Die Bank will für gebührenfreie Konto-Führung meist einen Pensionsfonds oder ein Gehalt als Gegenleistung sehen und selbst für einen Dispo-Kredit sind vielfältige Papiere notwendig, es wird dafür ein notariell beglaubigter Vertrag abgeschlossen, der wiederum je nach Bank einen zweistelligen Betrag kostet. Es lohnt sich jetzt mehr denn je in Spanien komplett auf online-Anbieter umzustellen wie open bank oder INGDirect. Auch die BankInter sowie die katalanische Caixa d’Enginyers (auch in anderen Städten Spaniens tätig) scheinen noch sehr gute Konditionen zu haben.

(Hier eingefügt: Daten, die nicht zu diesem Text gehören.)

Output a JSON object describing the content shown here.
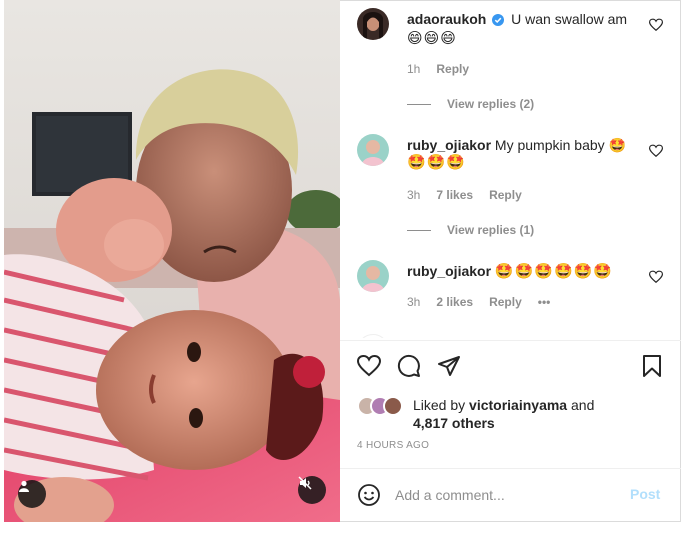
{
  "comments": [
    {
      "username": "adaoraukoh",
      "verified": true,
      "text": "U wan swallow am",
      "emoji_line": "😄😄😄",
      "time": "1h",
      "likes": "",
      "reply_label": "Reply",
      "view_replies": "View replies (2)"
    },
    {
      "username": "ruby_ojiakor",
      "verified": false,
      "text": "My pumpkin baby 🤩",
      "emoji_line": "🤩🤩🤩",
      "time": "3h",
      "likes": "7 likes",
      "reply_label": "Reply",
      "view_replies": "View replies (1)"
    },
    {
      "username": "ruby_ojiakor",
      "verified": false,
      "text": "🤩🤩🤩🤩🤩🤩",
      "emoji_line": "",
      "time": "3h",
      "likes": "2 likes",
      "reply_label": "Reply",
      "more": "•••"
    }
  ],
  "liked_by": {
    "prefix": "Liked by",
    "user": "victoriainyama",
    "and": "and",
    "others": "4,817 others"
  },
  "time_ago": "4 HOURS AGO",
  "add_comment": {
    "placeholder": "Add a comment...",
    "post_label": "Post"
  },
  "icons": {
    "like": "heart-icon",
    "comment": "comment-bubble-icon",
    "share": "paper-plane-icon",
    "save": "bookmark-icon",
    "emoji": "smiley-icon",
    "user_tag": "user-icon",
    "mute": "muted-speaker-icon"
  },
  "colors": {
    "verified": "#3897f0",
    "post_disabled": "#b2dffc",
    "secondary_text": "#8e8e8e"
  }
}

Wer noch eine Adresse in Deutschland hat, kann auch dort ganz einfach bei einer der Direktbanken ein Konto eröffnen. Sehr zu empfehlen sind die ING Diba, die Netbank, die Comdirect. Einen vollständigen Überblick erhält man bei der deutschen Zeitschrift Finanztest, dort wurden in der Ausgabe Juli 2009 Girokonten getestet. Teilweise braucht man noch nicht einmal eine Adresse in Deutschland, um so ein Konto zu eröffnen. Besonders angesagt ist derzeit die Comdirect, gerade bei jungen Berufsanfängern und mobilen Studenten. Mittlerweile bieten auch immer mehr Banken an, mit einer KreditVisakarte kostenlos weltweit Geld abzuheben. Für Leute, die noch Geld oder Einnahmen in Deutschland haben, ein sehr einfacher und günstiger Weg, an Bargeld zu kommen.

Hier auch nochmals der Hinweis, dass es seit einigen Jahren ein europäisches Dekret gibt, das vorschreibt, dass Auslandsüberweisungen innerhalb der EU (bis 50 000 Euro, früher nur 12 500 Euro) nicht mehr kosten dürfen als inlandsüberweisungen. Sollte die spanische Bank dennoch höhere Gebühren abrechnen (kommt leider sehr häufig vor, auch von deutscher Seite nach Spanien), sollte man sich auf jeden Fall beschweren und darauf hinweisen, dass man den Vorgang ggfs. der Banco de España melden würde, das hilft meist! 

Es wäre toll, wenn die Nutzer dieser Seite von ihren Erfahrungen mit Banken vor Ort berichten würden und Tipps geben könnten, wo man am besten sein Geld hinlegt bzw. abhebt.